Question

Find the Arithmetic mean for each of the following frequency distribution by

Direct method

Class interval	Frequency
$110-120$ $120-130$ $130-140$ $140-150$ $150-160$ $160-170$ $170-180$ $180-190$ $190-200$ $200-210$ $210-220$	$2$ $5$ $11$ $21$ $26$ $34$ $36$ $28$ $16$ $7$ $4$

Answer 1

Step 1: Use the formula of mean.

Arithmetic Mean, $\overline{x}=\frac{1}{N}\underset{i=1}{\overset{n}{\sum f_i}}{x}_i$

Where,

$n=$Number of class intervals.

$N=$Sum of the frequencies.

$x_i=$Mid value of the class intervals.

$f_i=$ Values of the frequency.

Step 2 : Make required frequency distribution table.

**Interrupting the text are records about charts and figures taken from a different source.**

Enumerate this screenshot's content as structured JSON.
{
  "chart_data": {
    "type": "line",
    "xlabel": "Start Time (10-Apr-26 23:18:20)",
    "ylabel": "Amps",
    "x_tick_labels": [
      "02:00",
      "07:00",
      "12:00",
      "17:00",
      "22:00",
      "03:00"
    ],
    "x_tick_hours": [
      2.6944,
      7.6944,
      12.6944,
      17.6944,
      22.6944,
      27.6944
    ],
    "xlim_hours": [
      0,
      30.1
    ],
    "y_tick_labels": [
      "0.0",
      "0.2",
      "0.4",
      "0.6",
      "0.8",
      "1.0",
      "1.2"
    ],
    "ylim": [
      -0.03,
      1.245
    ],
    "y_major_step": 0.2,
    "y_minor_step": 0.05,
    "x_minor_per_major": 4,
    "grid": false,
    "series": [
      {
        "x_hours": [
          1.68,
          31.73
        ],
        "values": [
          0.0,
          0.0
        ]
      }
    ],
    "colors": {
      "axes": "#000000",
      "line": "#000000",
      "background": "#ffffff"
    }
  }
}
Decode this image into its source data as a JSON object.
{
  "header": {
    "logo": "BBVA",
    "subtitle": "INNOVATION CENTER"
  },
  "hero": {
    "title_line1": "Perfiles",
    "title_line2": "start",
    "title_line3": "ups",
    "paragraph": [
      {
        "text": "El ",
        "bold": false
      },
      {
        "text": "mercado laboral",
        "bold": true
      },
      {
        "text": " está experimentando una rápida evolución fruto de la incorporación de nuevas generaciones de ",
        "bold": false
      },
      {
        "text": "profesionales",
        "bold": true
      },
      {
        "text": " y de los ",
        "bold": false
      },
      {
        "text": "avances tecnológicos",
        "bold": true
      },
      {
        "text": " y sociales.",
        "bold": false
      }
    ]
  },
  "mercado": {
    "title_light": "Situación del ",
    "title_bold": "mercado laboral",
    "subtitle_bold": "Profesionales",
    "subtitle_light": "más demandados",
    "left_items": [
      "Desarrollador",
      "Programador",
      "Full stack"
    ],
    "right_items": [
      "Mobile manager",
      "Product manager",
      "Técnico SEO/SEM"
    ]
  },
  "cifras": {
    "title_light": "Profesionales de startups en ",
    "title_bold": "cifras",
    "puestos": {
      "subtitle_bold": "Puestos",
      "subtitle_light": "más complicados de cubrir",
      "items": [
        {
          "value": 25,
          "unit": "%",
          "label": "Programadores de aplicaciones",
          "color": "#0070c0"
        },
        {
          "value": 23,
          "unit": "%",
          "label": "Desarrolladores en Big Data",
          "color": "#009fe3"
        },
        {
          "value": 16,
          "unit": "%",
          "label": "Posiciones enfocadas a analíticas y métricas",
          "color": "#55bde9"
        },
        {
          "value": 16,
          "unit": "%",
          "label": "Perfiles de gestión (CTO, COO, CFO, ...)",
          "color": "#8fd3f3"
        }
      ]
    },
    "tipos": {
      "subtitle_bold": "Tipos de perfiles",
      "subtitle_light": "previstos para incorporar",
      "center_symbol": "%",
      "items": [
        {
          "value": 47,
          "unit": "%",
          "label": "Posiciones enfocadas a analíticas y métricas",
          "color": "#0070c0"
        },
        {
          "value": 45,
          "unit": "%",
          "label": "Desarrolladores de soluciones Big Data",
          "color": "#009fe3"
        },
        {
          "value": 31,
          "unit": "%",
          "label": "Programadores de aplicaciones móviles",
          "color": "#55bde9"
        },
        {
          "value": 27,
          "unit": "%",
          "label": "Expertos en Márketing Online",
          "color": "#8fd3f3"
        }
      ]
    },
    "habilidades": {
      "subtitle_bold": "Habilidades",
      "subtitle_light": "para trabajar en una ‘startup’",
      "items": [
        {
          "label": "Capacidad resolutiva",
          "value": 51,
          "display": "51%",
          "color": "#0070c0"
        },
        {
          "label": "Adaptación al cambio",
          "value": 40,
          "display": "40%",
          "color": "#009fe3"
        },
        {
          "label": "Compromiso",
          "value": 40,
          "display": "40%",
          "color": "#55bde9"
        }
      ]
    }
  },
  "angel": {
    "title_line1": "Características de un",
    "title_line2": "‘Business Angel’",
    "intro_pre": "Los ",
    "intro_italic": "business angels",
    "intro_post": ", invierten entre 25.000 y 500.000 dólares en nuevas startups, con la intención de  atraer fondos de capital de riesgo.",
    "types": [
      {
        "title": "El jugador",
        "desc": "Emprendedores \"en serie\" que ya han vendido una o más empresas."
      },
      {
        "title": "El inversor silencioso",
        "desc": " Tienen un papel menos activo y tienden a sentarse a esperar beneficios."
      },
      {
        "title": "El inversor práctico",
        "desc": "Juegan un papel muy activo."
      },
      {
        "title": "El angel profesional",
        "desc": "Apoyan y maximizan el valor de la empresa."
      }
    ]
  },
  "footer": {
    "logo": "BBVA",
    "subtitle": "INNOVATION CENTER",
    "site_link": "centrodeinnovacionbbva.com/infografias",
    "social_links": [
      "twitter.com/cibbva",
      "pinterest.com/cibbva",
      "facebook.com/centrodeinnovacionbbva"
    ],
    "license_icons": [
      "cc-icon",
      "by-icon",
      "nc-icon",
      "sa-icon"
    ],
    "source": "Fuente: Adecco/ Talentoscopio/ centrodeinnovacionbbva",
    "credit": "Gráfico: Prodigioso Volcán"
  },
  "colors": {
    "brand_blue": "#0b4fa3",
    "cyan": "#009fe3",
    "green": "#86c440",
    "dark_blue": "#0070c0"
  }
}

At first, we have to prepare the table values for $x_i$ and $f_i$ for finding the values for ${\displaystyle \sum _{}}{f}_i{x}_i$

Class interval	$x_i$	$f_i$	$f_i{x}_i$
$110-120$ $120-130$ $130-140$ $140-150$ $150-160$ $160-170$ $170-180$ $180-190$ $190-200$ $200-210$ $210-220$	$115$ $125$ $135$ $145$ $155$ $165$ $175$ $185$ $195$ $205$ $215$	$2$ $5$ $11$ $21$ $26$ $34$ $36$ $28$ $16$ $7$ $4$	$230$ $625$ $1,485$ $3,045$ $4,030$ $5,610$ $6,300$ $5,180$ $3,120$ $1,435$ $860$
		$\sum _{i=1}^{11}{f}_i=N=190$	$\sum _{i=1}^{11}{f}_i{x}_i=31,920$

From the above table we get the values of,
$\sum _{i=1}^{11}{f}_i=N=190$ ,

$\sum _{i=1}^{11}{f}_i{x}_i=31,920$.

By Substituting the obtained values in the Arithmetic mean formula,

We will get, Arithmetic Mean, $\overline{x}=\frac{1}{N}\underset{i=1}{\overset{n}{\sum f_i}}{x}_i$

$=\frac{1}{190}\times 31,920=168$

Final Answer:

Hence, the mean value of the given frequency distribution is $168$.